Choosing an IoT Big Data Platform: Hadoop vs TDengine and Other Time‑Series Databases

The presentation introduces the rapid growth of IoT data, distinguishing static and dynamic (time‑series) data, and explains why traditional real‑time databases struggle with horizontal scaling, outdated architectures, weak analytics, and lack of cloud support.

It outlines the four‑step IoT/Industry 4.0 data pipeline—data collection, edge computing, storage/query/compute, and application delivery—highlighting the importance of edge processing and cloud data engines.

Traditional real‑time databases (e.g., OSIsoft PI) are described, followed by their limitations: no horizontal scaling, costly hardware, limited analytics, and no PaaS capability.

The article then discusses generic big‑data solutions using Hadoop, Kafka, Spark/Flink, and Redis, noting their suitability for massive batch processing but high cost and complexity for smaller deployments.

Several real‑world case studies are presented:

Smart‑park power monitoring system using an outdated real‑time database and Oracle for history, suffering from limited historical analysis and upgrade difficulty.

Vehicle telematics data warehouse built on Hadoop, facing high hardware and maintenance costs, poor real‑time query performance, and scaling challenges.

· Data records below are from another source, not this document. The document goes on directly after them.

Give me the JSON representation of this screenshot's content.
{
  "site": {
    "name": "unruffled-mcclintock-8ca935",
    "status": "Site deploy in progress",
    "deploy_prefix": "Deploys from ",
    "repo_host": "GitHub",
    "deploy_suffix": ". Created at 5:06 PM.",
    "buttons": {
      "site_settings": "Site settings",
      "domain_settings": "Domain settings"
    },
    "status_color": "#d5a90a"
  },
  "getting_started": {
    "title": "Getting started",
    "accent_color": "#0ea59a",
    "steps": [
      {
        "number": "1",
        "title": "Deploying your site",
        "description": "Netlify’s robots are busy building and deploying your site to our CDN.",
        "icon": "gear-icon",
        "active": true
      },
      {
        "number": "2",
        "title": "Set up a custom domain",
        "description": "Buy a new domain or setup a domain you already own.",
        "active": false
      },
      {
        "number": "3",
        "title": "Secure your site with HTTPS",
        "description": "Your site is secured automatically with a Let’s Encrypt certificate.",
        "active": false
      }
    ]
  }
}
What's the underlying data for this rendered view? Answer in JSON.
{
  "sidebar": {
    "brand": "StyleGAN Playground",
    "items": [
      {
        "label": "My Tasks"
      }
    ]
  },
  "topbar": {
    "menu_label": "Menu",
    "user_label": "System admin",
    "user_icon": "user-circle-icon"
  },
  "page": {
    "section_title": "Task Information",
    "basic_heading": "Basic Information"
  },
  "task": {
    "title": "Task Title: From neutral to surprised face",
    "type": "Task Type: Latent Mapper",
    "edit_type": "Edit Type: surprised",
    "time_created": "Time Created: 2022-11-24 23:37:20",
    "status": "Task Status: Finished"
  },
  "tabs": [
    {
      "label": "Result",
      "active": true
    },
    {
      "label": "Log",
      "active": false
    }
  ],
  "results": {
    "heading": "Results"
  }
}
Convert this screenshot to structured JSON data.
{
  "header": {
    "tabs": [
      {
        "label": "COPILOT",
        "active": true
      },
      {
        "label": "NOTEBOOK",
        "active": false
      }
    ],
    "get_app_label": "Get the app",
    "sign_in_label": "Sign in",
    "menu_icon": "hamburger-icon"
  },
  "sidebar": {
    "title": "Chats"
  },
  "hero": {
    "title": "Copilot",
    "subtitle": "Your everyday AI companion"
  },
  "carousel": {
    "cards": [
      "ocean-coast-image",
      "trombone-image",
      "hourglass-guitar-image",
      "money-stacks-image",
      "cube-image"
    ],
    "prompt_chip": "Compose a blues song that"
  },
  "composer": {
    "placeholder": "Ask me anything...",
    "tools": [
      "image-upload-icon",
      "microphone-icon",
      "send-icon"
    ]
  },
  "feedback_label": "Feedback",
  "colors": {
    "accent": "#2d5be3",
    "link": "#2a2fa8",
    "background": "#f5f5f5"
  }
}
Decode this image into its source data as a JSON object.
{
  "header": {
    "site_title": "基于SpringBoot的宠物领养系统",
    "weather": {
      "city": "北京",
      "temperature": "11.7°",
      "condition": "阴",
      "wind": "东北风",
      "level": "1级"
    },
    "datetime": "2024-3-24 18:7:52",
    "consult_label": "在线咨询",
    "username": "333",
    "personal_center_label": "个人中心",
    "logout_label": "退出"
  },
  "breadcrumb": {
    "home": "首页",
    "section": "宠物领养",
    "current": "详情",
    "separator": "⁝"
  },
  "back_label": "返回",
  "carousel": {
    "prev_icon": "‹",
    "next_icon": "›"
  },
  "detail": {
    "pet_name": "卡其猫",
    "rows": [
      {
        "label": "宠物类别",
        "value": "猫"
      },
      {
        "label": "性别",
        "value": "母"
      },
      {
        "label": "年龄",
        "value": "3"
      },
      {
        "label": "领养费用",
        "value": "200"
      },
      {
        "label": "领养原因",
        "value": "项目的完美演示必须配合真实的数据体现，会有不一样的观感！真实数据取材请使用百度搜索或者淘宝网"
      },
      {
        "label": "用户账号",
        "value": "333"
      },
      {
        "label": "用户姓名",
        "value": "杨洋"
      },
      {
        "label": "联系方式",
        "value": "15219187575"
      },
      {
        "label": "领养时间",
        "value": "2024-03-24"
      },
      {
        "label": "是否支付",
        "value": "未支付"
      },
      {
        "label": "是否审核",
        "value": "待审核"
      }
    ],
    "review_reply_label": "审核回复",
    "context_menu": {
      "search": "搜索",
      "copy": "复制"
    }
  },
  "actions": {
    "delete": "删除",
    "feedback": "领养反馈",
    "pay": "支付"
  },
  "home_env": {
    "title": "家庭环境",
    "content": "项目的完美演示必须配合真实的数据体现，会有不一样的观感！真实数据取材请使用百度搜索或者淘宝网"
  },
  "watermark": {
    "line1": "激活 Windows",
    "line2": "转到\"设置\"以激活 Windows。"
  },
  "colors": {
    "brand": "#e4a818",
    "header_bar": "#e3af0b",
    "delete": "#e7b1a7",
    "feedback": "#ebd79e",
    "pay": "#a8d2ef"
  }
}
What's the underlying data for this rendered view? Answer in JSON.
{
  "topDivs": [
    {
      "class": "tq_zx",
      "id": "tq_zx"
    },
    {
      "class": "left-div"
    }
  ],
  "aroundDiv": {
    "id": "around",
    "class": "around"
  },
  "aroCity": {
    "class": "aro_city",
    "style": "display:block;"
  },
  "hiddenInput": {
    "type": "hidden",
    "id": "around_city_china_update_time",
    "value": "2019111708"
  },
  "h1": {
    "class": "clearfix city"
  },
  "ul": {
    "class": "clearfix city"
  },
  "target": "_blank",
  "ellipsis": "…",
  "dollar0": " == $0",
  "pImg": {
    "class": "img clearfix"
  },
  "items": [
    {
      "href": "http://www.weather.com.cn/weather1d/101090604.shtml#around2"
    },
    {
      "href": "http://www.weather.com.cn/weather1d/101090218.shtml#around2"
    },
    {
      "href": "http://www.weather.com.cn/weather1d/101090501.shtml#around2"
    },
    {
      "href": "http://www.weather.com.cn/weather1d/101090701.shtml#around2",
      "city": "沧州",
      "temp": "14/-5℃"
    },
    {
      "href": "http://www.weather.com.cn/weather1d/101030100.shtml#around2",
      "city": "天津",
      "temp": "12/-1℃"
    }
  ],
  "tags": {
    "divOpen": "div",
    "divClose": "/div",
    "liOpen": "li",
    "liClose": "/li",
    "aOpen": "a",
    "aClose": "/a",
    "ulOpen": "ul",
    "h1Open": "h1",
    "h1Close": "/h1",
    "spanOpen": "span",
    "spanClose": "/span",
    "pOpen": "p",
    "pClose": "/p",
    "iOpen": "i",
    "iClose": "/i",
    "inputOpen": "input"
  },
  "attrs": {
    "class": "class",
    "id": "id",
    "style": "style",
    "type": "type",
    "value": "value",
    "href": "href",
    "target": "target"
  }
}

Industrial equipment management system combining Kafka, Redis, relational DB, and Cassandra, with fast writes but slow queries.

High‑frequency factory data acquisition requiring 20 ms sampling and massive throughput, suggesting TDengine or Prometheus.

Electric‑vehicle real‑time detection system that outgrew MySQL and switched to TDengine for better write performance and scalability.

Key selection criteria for time‑series databases are summarized: high‑performance real‑time writes and queries, columnar storage for structured data, unique per‑sensor data streams, minimal updates/deletes, efficient expiration handling, write‑heavy workloads, stable traffic patterns, and support for massive data volumes.

The article concludes with a checklist covering performance gains, business value, total cost of ownership (hardware, operations, development), and emphasizes testing specific pain points to choose the optimal IoT big‑data platform.